Changes in oil saturation in the oil rim during the operation of the G393 underground gas storage

Conclusions

According to the extent of the effect of the oil rim on production, and the influencing mechanism of the presence, or absence, of the oil rim on oil injection and production from this gas storage, the following main conclusions were drawn:

  1. 1.

    In the presence of the oil rim, the injected gas spread and promoted a significant lateral deviation error; a single direction of penetration would have been more deleterious and would have reduced the gas injection rate and amount of gas injected to nearby wells, and it would have affected the diffusion velocity of gas in the water.

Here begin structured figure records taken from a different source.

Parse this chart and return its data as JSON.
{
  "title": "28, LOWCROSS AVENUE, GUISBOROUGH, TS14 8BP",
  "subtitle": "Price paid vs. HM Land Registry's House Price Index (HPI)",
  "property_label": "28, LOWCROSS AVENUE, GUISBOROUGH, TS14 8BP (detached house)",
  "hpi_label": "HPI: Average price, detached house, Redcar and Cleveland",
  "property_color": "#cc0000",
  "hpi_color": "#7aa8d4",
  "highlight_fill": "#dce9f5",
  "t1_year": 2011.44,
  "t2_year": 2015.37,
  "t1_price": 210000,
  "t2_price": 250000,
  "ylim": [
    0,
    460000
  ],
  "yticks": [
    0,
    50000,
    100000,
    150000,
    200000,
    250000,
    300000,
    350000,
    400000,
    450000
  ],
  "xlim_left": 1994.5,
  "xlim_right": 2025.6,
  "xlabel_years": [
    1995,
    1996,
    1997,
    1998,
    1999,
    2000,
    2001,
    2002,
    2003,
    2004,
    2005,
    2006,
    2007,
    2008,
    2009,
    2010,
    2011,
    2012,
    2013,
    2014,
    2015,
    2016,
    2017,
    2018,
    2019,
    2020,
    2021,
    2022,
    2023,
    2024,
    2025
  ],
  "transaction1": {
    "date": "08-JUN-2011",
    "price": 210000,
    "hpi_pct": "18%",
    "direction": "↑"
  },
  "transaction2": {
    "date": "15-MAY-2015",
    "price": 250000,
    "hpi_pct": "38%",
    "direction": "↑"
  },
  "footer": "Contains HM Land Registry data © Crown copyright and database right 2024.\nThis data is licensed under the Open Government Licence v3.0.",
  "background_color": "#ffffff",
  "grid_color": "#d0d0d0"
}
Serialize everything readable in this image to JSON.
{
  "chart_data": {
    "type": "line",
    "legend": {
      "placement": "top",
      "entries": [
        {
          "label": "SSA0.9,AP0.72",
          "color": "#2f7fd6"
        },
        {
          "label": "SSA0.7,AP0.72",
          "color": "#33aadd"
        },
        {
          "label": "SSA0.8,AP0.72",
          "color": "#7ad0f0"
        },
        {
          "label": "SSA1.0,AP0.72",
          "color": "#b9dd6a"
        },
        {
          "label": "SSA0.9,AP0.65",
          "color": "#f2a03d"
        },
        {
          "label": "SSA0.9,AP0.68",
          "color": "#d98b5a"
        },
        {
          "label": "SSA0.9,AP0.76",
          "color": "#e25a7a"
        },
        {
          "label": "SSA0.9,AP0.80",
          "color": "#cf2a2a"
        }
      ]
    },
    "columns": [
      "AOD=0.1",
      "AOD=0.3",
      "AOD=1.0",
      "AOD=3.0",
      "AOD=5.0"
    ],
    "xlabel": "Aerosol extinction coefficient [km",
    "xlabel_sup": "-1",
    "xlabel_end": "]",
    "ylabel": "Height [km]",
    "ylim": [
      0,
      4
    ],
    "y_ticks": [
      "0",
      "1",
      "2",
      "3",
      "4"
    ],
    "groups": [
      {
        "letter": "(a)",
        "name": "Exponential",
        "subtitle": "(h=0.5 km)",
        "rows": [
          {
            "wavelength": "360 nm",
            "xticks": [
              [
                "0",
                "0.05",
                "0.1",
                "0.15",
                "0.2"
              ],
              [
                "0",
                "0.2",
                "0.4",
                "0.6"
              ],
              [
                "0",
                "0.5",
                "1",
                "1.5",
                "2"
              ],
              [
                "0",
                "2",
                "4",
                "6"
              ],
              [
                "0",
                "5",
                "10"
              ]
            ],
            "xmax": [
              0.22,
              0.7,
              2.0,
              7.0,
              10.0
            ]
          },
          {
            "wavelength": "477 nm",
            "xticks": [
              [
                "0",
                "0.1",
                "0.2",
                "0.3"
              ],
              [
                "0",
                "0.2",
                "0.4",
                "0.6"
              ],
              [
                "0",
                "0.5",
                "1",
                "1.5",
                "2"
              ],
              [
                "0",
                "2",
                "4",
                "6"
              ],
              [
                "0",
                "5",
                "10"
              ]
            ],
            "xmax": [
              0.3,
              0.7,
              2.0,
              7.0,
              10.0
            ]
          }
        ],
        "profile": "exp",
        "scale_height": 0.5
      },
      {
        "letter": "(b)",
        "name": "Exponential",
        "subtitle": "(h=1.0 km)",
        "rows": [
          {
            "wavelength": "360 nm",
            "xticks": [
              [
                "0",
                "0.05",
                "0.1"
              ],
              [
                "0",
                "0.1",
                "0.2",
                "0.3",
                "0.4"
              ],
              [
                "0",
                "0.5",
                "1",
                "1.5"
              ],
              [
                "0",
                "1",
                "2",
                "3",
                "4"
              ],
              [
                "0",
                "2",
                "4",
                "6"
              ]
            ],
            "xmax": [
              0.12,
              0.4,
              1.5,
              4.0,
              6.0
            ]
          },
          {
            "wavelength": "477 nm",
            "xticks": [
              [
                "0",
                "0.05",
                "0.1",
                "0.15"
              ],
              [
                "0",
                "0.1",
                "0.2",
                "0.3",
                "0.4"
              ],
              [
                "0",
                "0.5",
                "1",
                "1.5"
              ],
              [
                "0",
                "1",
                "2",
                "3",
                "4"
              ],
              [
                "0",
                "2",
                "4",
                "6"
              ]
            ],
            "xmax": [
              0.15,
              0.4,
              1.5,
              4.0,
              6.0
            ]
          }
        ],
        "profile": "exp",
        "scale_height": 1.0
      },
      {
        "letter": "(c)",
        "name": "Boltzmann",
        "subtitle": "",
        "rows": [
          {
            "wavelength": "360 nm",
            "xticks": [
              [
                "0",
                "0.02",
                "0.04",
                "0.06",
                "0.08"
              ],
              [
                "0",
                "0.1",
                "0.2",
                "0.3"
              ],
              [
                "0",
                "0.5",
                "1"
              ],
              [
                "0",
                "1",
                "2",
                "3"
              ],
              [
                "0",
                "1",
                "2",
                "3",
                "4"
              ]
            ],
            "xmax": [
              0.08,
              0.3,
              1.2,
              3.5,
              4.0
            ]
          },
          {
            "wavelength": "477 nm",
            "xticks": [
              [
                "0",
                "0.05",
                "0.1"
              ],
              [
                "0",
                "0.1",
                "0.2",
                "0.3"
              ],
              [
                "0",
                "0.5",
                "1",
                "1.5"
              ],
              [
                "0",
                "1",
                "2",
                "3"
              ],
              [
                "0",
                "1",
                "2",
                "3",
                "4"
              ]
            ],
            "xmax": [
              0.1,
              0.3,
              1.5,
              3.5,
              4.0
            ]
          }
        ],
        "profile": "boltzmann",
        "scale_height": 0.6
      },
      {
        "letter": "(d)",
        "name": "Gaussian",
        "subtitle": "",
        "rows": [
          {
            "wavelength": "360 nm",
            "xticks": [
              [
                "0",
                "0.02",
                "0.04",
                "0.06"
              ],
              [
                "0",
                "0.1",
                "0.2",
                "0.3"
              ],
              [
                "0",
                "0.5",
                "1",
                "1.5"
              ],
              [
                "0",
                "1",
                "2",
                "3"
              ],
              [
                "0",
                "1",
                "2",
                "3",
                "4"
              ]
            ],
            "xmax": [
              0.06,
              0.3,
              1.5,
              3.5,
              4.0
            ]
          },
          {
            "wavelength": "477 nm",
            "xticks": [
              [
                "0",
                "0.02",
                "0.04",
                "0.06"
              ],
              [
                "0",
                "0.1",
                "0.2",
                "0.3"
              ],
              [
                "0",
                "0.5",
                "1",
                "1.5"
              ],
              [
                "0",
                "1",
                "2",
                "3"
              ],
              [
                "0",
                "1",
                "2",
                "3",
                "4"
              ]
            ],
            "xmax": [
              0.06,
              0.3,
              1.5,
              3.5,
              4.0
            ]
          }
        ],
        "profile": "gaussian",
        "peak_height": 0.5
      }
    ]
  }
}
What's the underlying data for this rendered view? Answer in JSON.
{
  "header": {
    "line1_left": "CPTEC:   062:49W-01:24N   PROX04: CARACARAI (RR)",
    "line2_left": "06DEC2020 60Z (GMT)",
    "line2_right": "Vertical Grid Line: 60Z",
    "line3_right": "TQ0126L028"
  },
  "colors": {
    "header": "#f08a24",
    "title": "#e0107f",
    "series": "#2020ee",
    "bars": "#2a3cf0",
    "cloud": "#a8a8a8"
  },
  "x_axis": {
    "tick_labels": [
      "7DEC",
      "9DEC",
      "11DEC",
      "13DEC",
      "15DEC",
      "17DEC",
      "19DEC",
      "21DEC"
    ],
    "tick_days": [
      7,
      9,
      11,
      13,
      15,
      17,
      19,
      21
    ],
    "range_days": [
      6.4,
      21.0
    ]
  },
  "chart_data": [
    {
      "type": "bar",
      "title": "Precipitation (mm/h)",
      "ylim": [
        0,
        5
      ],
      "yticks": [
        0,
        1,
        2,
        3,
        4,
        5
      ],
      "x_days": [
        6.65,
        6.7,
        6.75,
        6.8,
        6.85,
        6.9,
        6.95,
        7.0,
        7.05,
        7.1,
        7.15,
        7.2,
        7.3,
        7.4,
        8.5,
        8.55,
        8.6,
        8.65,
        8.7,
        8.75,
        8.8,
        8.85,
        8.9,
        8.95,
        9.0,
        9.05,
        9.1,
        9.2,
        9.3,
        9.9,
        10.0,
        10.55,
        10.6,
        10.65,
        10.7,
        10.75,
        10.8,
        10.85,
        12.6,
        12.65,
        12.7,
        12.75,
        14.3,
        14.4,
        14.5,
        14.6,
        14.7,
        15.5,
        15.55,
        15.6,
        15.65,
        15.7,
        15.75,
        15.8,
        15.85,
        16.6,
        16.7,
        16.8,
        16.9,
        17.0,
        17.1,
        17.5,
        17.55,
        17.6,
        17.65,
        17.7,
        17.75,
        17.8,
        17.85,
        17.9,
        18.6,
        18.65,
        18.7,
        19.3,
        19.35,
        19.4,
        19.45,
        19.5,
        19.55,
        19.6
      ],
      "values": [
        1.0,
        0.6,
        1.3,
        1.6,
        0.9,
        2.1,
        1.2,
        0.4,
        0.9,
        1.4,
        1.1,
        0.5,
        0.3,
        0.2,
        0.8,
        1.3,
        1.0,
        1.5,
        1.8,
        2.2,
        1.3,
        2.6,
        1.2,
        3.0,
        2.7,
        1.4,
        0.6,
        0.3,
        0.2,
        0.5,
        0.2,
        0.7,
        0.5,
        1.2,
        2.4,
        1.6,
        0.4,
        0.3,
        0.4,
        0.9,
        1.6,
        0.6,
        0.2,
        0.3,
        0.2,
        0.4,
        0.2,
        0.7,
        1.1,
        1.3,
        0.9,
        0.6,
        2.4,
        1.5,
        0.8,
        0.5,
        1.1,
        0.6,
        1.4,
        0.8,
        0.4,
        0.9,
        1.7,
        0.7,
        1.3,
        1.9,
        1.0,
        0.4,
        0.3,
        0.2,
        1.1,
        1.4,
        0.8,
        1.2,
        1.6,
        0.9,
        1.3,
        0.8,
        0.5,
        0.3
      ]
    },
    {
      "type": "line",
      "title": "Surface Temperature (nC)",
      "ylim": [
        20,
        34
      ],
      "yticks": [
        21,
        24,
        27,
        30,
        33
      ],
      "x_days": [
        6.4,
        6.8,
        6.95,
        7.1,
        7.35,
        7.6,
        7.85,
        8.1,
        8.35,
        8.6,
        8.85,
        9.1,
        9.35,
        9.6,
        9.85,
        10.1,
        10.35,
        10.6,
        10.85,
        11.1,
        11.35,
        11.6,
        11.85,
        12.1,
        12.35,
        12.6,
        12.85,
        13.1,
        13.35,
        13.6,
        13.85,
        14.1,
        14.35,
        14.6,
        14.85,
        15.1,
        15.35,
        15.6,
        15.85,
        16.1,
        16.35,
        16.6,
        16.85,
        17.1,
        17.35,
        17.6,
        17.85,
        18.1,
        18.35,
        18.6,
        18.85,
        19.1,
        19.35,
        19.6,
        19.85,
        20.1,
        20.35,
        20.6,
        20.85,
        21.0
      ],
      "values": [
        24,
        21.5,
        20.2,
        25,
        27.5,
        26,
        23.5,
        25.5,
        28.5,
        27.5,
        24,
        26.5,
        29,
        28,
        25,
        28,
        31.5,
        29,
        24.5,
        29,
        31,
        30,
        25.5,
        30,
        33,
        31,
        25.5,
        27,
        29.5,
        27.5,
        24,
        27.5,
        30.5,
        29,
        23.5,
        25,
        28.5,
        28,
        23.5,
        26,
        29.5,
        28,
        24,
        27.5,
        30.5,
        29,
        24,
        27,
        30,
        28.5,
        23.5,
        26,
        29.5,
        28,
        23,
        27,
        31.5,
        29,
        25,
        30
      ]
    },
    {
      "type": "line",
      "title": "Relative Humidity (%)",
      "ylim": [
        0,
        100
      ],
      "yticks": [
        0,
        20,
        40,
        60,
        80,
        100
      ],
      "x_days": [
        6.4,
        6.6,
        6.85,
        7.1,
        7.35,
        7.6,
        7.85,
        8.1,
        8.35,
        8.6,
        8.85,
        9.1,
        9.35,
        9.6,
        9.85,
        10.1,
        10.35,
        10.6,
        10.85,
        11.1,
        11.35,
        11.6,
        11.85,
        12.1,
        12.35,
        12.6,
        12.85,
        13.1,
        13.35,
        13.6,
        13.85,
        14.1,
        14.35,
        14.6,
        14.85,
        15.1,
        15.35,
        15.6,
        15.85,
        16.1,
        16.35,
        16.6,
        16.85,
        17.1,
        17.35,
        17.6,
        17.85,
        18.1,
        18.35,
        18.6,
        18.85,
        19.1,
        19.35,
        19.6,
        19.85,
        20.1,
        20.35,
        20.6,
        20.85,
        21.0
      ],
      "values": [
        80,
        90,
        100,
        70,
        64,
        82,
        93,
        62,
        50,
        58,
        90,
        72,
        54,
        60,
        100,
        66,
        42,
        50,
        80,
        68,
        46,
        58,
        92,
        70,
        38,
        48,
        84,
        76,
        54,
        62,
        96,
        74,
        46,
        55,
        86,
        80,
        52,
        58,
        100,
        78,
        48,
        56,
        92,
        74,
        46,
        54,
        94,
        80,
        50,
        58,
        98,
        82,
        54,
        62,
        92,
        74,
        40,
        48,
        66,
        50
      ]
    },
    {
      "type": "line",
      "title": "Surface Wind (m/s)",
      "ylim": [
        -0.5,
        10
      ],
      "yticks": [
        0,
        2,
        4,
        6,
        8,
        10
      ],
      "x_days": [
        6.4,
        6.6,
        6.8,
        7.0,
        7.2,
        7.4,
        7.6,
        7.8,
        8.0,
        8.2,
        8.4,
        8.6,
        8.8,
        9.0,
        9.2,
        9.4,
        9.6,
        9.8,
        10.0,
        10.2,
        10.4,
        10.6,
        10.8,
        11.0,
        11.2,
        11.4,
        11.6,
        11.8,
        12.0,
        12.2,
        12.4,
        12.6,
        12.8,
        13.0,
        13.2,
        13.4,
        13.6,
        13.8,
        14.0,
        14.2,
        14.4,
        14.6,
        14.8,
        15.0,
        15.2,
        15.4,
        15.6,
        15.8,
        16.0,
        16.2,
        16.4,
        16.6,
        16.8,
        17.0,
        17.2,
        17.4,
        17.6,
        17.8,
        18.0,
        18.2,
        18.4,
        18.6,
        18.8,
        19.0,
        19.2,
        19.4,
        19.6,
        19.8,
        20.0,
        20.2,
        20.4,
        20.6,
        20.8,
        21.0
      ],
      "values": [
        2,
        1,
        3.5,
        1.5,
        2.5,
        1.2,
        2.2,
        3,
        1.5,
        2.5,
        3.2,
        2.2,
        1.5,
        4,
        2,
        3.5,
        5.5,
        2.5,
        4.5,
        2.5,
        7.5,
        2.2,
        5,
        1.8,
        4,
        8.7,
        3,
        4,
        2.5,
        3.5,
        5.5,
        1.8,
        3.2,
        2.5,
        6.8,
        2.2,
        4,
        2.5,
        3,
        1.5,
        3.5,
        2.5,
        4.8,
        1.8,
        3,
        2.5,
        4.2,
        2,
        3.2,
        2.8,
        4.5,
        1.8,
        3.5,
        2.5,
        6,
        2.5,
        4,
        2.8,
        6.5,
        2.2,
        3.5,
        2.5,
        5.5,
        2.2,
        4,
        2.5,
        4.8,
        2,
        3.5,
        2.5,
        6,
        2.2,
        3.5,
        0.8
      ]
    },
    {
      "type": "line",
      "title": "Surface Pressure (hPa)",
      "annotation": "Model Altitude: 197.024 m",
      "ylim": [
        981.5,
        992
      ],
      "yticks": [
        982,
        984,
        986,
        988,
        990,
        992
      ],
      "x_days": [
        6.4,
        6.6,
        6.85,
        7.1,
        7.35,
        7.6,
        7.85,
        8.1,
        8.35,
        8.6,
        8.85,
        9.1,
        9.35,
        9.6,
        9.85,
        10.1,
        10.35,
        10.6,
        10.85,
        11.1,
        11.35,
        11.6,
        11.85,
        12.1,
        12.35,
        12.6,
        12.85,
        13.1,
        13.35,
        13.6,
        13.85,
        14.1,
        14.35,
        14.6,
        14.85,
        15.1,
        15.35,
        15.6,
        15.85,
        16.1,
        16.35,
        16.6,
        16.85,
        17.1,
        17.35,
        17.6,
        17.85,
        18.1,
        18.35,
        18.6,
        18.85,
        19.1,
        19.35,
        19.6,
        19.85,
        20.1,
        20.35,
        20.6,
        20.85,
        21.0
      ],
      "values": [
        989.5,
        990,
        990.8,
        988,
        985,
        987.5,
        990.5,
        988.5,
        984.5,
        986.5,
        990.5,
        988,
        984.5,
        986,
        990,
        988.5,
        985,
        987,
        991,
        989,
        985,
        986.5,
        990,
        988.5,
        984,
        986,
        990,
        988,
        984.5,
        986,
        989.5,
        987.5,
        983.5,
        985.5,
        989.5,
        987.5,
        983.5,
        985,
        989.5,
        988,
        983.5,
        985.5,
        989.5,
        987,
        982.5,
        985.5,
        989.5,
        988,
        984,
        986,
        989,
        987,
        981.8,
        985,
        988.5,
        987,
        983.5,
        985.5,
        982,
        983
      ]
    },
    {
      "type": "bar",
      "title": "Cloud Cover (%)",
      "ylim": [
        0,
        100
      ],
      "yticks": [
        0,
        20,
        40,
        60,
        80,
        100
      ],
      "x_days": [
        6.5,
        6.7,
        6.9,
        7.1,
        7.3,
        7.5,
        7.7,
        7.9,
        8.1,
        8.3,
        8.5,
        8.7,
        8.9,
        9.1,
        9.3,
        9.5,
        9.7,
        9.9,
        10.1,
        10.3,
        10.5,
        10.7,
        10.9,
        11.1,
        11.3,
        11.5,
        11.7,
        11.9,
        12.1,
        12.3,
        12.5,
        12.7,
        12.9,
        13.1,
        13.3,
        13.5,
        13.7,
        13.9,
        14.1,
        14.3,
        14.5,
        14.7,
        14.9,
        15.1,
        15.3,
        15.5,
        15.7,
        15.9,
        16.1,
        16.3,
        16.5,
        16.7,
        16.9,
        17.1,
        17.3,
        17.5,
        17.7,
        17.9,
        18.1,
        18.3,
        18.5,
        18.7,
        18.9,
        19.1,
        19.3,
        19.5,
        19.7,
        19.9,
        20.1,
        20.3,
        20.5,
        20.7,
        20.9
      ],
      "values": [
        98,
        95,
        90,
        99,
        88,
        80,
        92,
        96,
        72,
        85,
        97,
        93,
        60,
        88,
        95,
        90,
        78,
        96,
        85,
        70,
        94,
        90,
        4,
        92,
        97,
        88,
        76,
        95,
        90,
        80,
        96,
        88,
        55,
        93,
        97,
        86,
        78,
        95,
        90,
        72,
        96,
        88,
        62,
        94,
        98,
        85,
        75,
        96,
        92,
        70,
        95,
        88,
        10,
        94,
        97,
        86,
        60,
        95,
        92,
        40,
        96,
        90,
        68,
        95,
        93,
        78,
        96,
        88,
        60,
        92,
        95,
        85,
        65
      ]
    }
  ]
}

In the G393 underground gas storage, the gas was used to drive the water forward over a reduced distance of 180 m (plane) and 23 m (longitudinal).

  2. 2.

    The oil rim, with regard to the crude oil recovery ratio, can directly affect the operating efficiency of such an underground gas storage. When the recovery factor was reduced, the production period gradually increased. According to the numerical prediction, an oil rim recovery of 25–30 % was optimal for the renovation of this underground gas storage.

  3. 3.

    Under low oil recovery conditions, during reconstruction of this underground gas storage, we can increase the injection–production well flow rate within the oil rim for a more rapid resource recovery: this can vacate underground reservoir pores and improved the efficiency of gas storage. In addition, the edge of the well can be used as an inspection well and a drainage well during the later stages of operation, thus saving money.